Spitze bleibt unklar

Ungeachtet dessen musste er aber festhalten, dass die zwei Hauptziele von vor dem Wochenende erreichten worden waren. Ferrari wollte mit einem besseren Auto antreten und das Podest erreichen. Der Podestplatz war eine offensichtliche Tatsache, das verbesserte Auto hatte es laut Domenicali auch gegeben. "Für uns war es das beste Qualifying der Saison. Es ist aber schwer zu sagen, welches Auto nach Zehntelsekunden das beste ist. Ich weiß es nicht. Es ist schwierig, die Leistung aller Autos zu verstehen, denn das ändert sich ständig. Es ist kompliziert und deswegen können wir nur Rennen für Rennen unseren Entwicklungsspeed halten."

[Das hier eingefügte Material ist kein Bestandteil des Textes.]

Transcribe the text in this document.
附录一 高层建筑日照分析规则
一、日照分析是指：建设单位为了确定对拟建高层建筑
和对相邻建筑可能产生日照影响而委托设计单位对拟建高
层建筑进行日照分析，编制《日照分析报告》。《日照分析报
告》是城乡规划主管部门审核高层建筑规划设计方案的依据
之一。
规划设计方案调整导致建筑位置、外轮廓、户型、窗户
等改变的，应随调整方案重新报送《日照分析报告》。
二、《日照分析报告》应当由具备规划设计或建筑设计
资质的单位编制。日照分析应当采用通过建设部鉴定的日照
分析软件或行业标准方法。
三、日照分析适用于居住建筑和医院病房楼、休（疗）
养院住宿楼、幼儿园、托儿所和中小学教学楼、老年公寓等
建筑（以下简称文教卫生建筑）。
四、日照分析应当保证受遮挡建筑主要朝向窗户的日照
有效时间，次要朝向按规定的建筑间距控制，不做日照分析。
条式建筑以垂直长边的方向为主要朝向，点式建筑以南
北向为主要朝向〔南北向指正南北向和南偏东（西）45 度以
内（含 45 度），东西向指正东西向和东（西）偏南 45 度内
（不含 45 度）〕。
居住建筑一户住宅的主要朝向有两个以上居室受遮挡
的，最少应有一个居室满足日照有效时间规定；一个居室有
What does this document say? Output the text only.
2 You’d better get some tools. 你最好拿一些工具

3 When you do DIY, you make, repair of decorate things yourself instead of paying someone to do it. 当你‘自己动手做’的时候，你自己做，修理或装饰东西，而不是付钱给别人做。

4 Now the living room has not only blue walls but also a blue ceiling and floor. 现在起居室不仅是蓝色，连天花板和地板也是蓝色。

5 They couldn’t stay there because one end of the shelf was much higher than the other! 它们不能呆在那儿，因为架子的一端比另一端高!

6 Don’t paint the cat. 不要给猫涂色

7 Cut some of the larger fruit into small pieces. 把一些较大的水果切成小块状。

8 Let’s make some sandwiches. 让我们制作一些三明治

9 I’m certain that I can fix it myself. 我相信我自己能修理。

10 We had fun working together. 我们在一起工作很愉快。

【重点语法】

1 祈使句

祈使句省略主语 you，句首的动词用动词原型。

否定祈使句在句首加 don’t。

Wenn wir nach den bisherigen Problemen am Ende der Saison in der Fahrer-WM vorne sein wollen, dann müssen wir viel verbessern. Unser Ziel hat sich nicht geändert
Stefano Domenicali

An Siegern war die Saison 2012 bislang jedenfalls nicht arm, an Formwechseln ebenso wenig, so schien Red Bull nach dem Sieg in Bahrain in Spanien wieder weit ab vom Schuss, dennoch führt Sebastian Vettel noch ex aequo mit Alonso die Fahrerwertung an. McLaren hatte dafür ausgerechnet mit Lewis Hamilton die einzige Zweistopp-Strategie umgesetzt und Williams war ohnehin perfekt gewesen. Für Domenicali war das aber auch nur eine Momentaufnahme, wobei er für den Moment Ferrari auf dem aufsteigenden Ast sah.

Noch nicht genug

"Ich sehe das Glas immer als halb voll. Der Trend muss alle Ingenieure antreiben, damit wir unser Auto weiter verbessern. Das ist der einzige Weg, um die Weltmeisterschaft zu gewinnen. Wir brauchen einen großen Schritt, wir müssen pushen und den Abtrieb verbessern. Wenn wir nach den bisherigen Problemen am Ende der Saison in der Fahrer-WM vorne sein wollen, dann müssen wir viel verbessern. Unser Ziel hat sich nicht geändert", meinte Domenicali. Deswegen beginnt ab Montag auch die Vorbereitung für Monaco, wobei der Teamchef sicher war, dass Platz zwei in Spanien eine wichtige Motivation für die Mitarbeiter im Werk war, die zuletzt unter viel Druck Verbesserungen austüfteln mussten. "Ich freue mich, weil die Arbeit der letzten Wochen hat den richtigen Trend gebracht. Wir wissen aber, das ist nicht genug."